Bueno, es un problema político. ¿Cómo decirles brutalmente a millones de trabajadores públicos y privados que no son necesarios, que una máquina puede hacer su tarea sin sueldo, ni descanso, ni reivindicaciones laborales? ¿Cómo evitar un estallido social de resultados imprevisibles si eso se procesa de golpe?

Sin embargo, la posibilidad está. Y, si algo enseña la historia, es que toda posibilidad de hacer cosas con más eficiencia y menos costo tiende a imponerse. Es, a lo sumo, cuestión de tiempo y de aplicar las estrategias necesarias para implementar el cambio neutralizando las resistencias.

La gran diferencia con anteriores saltos tecnológicos (la piedra pulida, el uso del hierro, la agricultura, las máquinas a vapor, etc.) es que este cambio se presenta con una celeridad y universalidad nunca vistas. Sus impulsores, es decir quienes crean, financian y controlan la tecnología, están apurados y disponen no sólo de los medios técnicos sino de medios económicos, comunicacionales y de traslado que eran impensables en otros saltos tecnológicos.

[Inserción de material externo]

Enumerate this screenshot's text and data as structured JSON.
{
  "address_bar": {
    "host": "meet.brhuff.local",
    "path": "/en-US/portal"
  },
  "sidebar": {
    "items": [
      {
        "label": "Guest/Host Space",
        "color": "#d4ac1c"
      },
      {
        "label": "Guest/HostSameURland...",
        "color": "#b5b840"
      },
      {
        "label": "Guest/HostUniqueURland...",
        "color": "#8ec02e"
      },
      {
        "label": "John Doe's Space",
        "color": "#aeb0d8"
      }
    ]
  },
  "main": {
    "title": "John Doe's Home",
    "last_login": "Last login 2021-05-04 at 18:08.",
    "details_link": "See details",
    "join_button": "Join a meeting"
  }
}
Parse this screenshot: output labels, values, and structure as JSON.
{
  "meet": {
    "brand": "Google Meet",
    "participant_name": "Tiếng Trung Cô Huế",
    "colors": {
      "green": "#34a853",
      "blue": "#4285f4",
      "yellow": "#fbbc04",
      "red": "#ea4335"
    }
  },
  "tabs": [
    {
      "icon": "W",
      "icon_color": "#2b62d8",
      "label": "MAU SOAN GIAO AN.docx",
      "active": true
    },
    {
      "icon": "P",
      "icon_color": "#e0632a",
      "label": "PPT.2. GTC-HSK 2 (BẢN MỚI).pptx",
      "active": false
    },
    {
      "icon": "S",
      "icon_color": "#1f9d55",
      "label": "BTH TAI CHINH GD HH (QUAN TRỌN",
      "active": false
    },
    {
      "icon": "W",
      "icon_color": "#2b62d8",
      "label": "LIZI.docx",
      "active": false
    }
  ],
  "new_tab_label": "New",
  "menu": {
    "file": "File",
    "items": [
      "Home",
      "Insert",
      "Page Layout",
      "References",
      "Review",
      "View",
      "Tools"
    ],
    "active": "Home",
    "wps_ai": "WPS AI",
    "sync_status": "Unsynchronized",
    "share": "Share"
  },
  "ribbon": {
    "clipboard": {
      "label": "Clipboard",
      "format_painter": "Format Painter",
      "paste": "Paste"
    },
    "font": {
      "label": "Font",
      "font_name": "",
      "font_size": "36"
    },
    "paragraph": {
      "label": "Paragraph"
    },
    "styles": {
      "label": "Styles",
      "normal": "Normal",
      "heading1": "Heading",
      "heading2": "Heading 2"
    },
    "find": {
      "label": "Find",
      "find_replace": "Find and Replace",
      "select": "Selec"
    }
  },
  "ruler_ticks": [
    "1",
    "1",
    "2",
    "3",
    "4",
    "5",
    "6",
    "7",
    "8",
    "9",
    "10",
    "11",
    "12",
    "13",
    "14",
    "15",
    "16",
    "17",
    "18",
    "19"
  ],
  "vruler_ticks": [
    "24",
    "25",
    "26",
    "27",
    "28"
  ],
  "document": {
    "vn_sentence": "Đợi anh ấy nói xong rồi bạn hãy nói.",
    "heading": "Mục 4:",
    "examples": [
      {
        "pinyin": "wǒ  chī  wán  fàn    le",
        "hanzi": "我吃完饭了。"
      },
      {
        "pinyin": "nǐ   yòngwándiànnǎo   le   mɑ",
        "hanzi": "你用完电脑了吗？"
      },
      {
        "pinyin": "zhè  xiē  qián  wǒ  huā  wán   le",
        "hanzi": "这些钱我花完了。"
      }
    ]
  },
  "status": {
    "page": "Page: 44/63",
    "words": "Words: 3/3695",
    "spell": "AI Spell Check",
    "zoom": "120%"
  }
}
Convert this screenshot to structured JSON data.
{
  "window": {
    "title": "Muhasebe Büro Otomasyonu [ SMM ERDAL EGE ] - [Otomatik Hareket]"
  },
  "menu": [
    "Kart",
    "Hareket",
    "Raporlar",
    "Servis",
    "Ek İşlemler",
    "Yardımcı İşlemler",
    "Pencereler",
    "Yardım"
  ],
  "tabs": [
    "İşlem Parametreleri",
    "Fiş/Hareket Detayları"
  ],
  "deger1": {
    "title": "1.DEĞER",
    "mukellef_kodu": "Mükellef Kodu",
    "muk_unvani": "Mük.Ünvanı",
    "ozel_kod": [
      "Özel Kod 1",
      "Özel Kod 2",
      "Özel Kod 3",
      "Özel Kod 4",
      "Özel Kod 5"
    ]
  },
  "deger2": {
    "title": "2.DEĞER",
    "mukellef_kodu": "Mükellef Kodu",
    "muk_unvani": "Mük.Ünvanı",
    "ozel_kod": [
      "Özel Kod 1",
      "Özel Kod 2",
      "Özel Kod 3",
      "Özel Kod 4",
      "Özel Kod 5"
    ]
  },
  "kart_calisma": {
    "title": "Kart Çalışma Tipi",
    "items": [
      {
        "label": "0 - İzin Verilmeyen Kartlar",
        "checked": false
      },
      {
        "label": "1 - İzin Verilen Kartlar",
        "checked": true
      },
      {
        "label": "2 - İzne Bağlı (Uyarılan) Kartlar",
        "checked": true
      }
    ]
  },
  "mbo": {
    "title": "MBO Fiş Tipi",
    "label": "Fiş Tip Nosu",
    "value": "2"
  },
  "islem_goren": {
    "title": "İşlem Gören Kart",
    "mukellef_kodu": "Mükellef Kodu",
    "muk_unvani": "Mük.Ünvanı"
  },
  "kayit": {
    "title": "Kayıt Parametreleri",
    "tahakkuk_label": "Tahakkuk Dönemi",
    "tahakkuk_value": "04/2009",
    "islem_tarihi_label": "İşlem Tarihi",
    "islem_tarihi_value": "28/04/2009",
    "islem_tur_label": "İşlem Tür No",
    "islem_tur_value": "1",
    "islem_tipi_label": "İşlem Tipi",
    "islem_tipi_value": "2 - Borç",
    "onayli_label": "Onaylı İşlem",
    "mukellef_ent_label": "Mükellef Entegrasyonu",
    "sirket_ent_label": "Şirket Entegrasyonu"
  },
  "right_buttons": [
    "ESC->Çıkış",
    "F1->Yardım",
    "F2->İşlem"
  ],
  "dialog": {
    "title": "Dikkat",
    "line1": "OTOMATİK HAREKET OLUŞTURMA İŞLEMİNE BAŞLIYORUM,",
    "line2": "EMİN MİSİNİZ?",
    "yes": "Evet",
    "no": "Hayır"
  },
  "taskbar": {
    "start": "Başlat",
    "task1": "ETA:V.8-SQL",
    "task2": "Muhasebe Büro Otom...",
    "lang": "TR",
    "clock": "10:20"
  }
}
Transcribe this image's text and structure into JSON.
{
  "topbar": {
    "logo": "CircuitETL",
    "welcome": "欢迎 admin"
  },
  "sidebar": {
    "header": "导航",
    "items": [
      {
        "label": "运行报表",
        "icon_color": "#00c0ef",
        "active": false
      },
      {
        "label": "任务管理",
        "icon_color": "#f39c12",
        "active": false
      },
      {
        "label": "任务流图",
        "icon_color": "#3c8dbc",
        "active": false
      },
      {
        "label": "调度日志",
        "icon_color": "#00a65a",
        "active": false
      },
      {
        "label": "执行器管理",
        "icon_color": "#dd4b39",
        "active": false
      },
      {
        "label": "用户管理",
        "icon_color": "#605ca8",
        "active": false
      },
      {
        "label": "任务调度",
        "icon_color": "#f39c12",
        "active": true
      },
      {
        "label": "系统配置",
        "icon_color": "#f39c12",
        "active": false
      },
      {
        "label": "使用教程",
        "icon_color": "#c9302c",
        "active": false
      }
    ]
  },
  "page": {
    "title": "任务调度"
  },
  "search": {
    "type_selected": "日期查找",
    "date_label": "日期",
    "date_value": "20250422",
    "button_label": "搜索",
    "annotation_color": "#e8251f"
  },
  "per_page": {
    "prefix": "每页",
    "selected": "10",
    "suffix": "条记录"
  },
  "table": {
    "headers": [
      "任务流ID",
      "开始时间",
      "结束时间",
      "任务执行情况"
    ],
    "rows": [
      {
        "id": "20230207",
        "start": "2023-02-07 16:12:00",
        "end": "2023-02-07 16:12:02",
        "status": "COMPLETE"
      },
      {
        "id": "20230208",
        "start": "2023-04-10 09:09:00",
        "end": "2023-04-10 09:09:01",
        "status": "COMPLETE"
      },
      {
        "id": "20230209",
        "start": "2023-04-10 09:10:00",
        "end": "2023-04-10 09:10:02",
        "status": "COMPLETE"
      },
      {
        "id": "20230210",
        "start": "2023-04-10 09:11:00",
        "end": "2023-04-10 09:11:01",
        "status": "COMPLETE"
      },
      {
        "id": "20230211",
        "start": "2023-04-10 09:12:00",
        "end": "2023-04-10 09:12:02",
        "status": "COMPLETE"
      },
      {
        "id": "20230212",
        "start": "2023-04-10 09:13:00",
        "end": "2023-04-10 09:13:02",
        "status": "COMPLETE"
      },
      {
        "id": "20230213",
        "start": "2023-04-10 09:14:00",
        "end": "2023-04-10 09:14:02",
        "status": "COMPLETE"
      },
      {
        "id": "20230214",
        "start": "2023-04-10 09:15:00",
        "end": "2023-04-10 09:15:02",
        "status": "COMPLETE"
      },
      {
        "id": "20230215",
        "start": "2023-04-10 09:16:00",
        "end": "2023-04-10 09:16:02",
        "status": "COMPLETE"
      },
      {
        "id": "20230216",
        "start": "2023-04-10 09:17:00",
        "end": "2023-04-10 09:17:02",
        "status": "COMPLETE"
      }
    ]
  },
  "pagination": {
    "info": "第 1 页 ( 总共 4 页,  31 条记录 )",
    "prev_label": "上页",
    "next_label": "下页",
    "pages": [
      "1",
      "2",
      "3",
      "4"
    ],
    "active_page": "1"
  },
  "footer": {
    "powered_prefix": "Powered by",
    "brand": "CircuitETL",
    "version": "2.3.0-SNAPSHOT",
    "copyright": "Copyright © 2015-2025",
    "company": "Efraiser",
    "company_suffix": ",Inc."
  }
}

Así las cosas, la Humanidad se encontraría ante la posibilidad de disponer de riqueza abundante (a eso, seguramente con imprecisión técnica,  le llamo “renta tecnológica”) que, por primera vez, no requeriría de la explotación ni del sacrificio de quienes trabajan.

Eso abre dos caminos posibles. Uno es el camino político de la distribución razonable de los bienes materiales generados por la tecnología con miras a cubrir las necesidades de todos. El otro es una mirada economicista, que considera prescindible a todo aquello que no es necesario para la generación de riqueza, o sea, los trabajadores. En suma, como siempre, el debate es entre la distribución y la concentración de la riqueza, que en el fondo es equivalente a la distribución del poder. Sólo que esta vez a niveles globales.

Hay un aspecto más a considerar. En la ecuación del debate entra la tesis de que, aun sin necesidad del trabajo, la energía disponible en el mundo es insuficiente para sustentar los niveles de vida a los que aspira su población. Confieso que me faltan datos técnicos para juzgar el asunto, pero constato también que ese argumento proviene de los sectores interesados en acaparar la renta (en bienes y en poder) que genera la tecnología.

El tema da para muchísimo más, pero sólo planteárselo permite leer de otra manera a muchos fenómenos. Entre ellos:  la pandemia y los anuncios catastrofistas, climáticos, energéticos, alimentarios, monetarios y comunicacionales, que provienen de lugares como el Foro Económico Mundial, los organismos internacionales, muchos gobiernos y sectores de la Academia curiosamente financiados por fundaciones dependientes del sistema financiero. También permite otra lectura del sistemático descrédito de las estructuras políticas nacionales basadas en la legitimidad democrática; las apelaciones a “la ciencia” como forma de legitimar las decisiones sociales; las insistentes propuestas de creación de un ámbito de gobierno mundial (Klaus Scwab); el resurgimiento de la “renta básica universal” en el horizonte, la incansable “agenda políticamente correcta” que pone invariablemente en el centro de atención problemas no centrales; y la sistemática crisis educativa, que dificulta percibir todo lo anterior.

Tengo claro que lo escrito es apenas un punteo, muy tentativo, de temas enormes que merecen y recibirán más desarrollo e investigación.